Super Late Model racing is stereotypically associated with the South and drivers like Bubba Pollard and Stephen Nasse.
But for the last two years, it’s been New Englander Derek Griffith who’s been on top of the division at the World Series of Asphalt at New Smyrna.
After locking up his second straight SLM title at the World Series, Griffith joined a very select group of drivers to win at least two straight championships at New Smyrna in that division since New Smyrna began hosting the event in 1968 (Pete Hamilton, Junior Hanley, Dick Trickle, Pete Orr).
The week was a dominant one for Griffith. He picked up three wins and finished no worse than ninth in seven races, winning the title by 28 points over Ryan Moore.
From racing at Hudson Speedway in his hometown of Hudson, New Hampshire, Griffith has made it to the top over some of the best Late Model competition in the country.

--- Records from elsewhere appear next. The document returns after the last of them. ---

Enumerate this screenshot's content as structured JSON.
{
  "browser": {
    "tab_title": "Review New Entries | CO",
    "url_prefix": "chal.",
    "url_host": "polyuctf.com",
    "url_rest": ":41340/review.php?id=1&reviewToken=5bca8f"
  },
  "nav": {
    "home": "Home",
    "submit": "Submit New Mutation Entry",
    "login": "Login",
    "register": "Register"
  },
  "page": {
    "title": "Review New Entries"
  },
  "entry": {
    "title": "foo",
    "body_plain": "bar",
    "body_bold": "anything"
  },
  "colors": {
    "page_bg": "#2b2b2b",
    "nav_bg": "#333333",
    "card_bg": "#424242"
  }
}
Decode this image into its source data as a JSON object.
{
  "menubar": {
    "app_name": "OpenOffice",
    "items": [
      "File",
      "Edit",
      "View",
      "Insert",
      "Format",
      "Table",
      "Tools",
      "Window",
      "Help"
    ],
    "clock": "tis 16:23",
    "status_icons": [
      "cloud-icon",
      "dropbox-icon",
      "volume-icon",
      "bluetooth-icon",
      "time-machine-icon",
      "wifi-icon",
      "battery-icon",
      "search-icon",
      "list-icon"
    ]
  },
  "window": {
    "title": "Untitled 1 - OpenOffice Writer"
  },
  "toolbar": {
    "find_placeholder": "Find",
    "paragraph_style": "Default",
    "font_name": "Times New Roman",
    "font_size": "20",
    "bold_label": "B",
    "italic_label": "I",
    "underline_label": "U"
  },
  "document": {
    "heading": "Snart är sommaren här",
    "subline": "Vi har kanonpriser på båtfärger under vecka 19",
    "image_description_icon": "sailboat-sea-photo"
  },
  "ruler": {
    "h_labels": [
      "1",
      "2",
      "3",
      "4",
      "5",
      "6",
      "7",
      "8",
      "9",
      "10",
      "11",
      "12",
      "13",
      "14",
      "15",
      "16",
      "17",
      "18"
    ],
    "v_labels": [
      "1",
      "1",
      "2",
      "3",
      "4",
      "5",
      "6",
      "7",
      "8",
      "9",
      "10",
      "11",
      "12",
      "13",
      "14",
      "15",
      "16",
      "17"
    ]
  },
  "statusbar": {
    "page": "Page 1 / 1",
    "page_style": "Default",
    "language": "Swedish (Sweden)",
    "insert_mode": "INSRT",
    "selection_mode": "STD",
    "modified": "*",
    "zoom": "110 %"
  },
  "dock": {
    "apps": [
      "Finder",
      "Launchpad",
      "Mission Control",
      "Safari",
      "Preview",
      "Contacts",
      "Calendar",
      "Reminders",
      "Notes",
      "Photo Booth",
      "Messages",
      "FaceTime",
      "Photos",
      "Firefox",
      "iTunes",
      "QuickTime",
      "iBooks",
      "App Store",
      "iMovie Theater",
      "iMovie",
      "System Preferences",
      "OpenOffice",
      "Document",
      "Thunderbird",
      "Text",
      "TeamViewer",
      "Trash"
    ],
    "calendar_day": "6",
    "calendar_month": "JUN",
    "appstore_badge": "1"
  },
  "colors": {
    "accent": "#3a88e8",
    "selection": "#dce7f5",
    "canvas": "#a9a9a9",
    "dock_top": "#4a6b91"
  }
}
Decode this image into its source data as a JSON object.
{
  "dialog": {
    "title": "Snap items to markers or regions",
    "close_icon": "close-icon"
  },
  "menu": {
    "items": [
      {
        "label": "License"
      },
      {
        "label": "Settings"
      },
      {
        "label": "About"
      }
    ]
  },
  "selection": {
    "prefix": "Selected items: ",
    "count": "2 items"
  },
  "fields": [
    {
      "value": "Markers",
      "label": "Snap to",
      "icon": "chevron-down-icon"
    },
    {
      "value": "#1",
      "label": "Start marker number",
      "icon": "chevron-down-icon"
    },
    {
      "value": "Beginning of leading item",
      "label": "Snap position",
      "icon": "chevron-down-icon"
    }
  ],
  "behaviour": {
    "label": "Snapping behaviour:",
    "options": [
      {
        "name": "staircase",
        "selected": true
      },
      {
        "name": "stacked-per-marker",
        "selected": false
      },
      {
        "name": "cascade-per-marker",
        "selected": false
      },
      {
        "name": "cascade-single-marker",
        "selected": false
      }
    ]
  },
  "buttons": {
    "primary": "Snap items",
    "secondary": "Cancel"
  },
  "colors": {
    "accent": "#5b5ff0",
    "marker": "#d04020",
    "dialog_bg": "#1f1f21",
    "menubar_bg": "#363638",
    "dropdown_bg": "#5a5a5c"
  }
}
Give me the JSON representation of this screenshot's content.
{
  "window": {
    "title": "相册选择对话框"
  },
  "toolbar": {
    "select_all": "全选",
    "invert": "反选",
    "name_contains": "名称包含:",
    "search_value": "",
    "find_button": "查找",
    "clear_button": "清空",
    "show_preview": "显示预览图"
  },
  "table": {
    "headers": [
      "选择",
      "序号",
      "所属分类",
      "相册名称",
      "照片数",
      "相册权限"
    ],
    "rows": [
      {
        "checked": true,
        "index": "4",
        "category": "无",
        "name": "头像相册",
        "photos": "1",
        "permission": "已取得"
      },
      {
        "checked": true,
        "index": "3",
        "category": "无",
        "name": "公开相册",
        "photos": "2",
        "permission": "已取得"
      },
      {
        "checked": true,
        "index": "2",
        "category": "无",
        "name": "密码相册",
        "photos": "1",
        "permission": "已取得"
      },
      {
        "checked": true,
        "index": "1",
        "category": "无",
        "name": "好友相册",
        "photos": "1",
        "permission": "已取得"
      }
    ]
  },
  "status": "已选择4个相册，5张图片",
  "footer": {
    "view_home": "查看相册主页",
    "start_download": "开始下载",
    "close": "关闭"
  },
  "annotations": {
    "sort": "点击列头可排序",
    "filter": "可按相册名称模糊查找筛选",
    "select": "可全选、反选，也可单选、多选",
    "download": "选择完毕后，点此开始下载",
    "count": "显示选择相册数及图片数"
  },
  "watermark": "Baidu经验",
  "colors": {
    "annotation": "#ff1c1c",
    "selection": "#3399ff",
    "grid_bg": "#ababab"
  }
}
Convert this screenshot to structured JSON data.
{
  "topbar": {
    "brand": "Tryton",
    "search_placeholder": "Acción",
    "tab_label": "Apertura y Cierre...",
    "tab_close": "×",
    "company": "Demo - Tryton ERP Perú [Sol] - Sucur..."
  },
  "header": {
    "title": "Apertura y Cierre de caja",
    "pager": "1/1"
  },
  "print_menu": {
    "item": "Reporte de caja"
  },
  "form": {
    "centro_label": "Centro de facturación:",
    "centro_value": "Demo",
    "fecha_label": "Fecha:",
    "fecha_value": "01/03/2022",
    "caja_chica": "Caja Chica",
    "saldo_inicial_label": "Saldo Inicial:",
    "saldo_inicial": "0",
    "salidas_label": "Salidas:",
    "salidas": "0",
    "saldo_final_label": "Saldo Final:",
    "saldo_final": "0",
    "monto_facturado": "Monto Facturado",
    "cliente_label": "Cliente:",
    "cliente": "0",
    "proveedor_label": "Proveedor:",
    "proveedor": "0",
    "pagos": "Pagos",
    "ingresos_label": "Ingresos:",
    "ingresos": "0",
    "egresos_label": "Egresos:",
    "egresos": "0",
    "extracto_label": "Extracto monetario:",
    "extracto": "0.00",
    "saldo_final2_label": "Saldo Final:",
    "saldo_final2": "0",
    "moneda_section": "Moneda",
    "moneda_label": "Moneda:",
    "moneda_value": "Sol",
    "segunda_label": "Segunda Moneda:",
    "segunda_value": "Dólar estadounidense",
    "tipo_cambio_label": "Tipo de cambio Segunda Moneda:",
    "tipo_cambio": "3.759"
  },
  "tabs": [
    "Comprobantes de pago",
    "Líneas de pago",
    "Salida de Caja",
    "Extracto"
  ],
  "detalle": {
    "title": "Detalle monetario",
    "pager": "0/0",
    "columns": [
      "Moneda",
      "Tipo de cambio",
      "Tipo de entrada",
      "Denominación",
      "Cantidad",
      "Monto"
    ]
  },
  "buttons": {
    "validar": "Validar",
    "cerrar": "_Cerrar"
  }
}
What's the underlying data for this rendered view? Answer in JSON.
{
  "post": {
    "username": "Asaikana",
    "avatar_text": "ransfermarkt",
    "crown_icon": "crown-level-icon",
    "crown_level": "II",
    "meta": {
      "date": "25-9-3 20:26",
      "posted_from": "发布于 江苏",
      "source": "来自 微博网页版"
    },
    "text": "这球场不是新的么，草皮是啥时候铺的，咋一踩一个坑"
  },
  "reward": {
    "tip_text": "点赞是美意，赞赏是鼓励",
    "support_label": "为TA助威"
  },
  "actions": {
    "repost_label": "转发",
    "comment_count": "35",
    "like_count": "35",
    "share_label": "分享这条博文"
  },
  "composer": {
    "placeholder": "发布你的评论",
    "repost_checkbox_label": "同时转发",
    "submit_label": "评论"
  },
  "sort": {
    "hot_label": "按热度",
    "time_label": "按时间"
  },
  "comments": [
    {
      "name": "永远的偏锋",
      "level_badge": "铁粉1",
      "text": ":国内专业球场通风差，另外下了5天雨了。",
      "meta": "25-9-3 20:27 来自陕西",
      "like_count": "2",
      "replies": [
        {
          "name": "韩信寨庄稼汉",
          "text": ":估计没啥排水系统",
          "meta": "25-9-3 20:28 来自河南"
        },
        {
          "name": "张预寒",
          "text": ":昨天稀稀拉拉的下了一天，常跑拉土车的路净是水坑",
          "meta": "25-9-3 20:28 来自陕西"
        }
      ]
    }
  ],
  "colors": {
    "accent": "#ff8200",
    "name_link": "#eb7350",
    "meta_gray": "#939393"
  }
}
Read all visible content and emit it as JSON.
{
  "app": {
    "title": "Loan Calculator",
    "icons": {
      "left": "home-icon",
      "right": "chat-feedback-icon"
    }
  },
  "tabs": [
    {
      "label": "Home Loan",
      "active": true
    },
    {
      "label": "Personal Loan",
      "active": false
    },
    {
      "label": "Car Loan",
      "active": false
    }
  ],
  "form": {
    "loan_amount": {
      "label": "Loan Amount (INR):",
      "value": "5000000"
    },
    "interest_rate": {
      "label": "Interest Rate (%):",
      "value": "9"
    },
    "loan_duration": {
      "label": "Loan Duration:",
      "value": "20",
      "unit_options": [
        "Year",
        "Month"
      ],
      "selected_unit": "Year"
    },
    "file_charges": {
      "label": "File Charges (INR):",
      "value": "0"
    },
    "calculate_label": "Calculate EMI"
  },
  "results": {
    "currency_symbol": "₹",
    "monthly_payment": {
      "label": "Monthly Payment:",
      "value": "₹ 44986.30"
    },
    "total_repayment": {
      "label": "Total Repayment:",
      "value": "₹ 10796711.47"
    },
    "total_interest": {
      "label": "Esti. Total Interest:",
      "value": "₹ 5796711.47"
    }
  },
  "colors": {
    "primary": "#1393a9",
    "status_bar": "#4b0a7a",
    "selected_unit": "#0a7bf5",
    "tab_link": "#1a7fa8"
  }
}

“If you told me when I was 12 years old, when I was first starting off, that I even would be racing a Super Late Model, I’d have been like ‘Yeah, right. Whatever. Get out of here…’ I would never have projected myself to be in this position when I first started,” Griffith said.
In fact, Griffith’s career has gone nowhere but up the last couple of years. Driving the ARCA Menards Series in a part-time role with Chad Bryant Racing in 2020, Griffith picked up a pair of top fives and seven top-10 finishes in eight starts.
Only 24, Griffith’s stock has risen to the point where he’s one of the most sought-after Super Late Model drivers in the country. This past week, Griffith was being asked for advice on finding speed by young local drivers.
“It’s funny. I’m considered, like, an old guy now,” he said. “I’ve had some of the kids [in Florida] asking me questions, talking to me about stuff.”
Something Griffith has always been proud of has been that he’s very much a part of doing work on his cars. “The hard way,” as he calls it, began when he was a teenager, racing at his hometown track and it adds a bit more satisfaction each time he gets to Victory Lane.
“It’s a fulfillment level I can’t put into words,” Griffith says. “We’re just some little team from New Hampshire. It’s crazy to think that just because we’ve hustled, and put our time in, that it’s earned us the spot that we’re at right now.”
This year, Griffith has plans to run more ARCA races, along with short track events across the Northeast. Despite all the success and all the accolades that have gone his way to this point in his career, Griffith makes sure not to let the winning go to his head.
“I like to try to stay as humble as I possibly can,” Griffith says. “It’s so important for me to kind of keep my head in check and make sure I’m not overstepping where I think I need to be.”
“I’m always going to remember myself as that kid at Hudson Speedway that ran a Volkswagen Golf GTI for some fun on the weekends.”
With that in mind, Griffith continues winning—hopefully, with plenty more to come in 2021.